We’d like to invite you to take a quick walk in your customer’s shoes – more specifically, the thoroughly uncomfortable shoes worn immediately after enduring a horrible customer experience. Of course, you’re one of the millions of technologically-savvy consumers who take to Twitter to share your thoughts on everything from the latest movie to weekend plans to, most importantly, how frustrated you felt after receiving a broken product in the mail. After chatting with one of the company’s call center agents, your frustration is fueled even further after receiving no actionable answers. Naturally, you take to Twitter to air this dirty laundry.
Little do you know that the company you’re blasting in your tweet most likely doesn’t care much. In fact, the company will probably go on with its day and ignore your complaint altogether. Don’t believe us? New research has unfortunately proven this to be true. After analyzing and tracking over 1,200 Twitter complaints, research firms Maritz and Evolve24 found that only 29 percent of those complaints were replied to by the companies that were under fire. This represents 70 percent of companies who ignore their customers’ Twitter complaints.
Understandably, you’re also one of the 90 percent of consumers who trust peer recommendations as opposed to advertisements, which means your extensive social media network is now getting a raw glimpse of your company’s apparent inadequacies.

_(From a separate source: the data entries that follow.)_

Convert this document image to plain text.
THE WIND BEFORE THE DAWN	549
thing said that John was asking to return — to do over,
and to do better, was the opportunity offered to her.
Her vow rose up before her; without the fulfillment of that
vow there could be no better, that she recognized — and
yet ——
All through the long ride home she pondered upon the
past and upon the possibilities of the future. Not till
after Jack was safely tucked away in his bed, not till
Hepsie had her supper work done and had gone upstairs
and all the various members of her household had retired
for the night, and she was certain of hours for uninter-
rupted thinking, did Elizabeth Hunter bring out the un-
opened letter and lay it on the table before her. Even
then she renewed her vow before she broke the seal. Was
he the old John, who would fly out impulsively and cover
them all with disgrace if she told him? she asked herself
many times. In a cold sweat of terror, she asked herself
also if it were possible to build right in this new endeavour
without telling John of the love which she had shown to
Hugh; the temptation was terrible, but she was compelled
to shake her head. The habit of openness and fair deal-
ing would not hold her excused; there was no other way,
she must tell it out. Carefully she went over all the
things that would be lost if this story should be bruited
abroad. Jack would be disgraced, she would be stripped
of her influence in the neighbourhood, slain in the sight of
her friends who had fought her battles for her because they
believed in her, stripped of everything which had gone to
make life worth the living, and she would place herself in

You need to stand apart from your competition, and right now, this boils down to straightening out your social media etiquette. Today’s advanced call center software keeps you in the successful 30 percent by not only capturing relevant information to maximize customer-to-agent connectivity, but by enabling you to identify certain terms, company handles and more. By queuing any mention of a verbal string (for example, “I was unsatisfied with that customer service”) you’ll proactively and immediately bolster agent connectivity – whether it’s a compliment or complaint.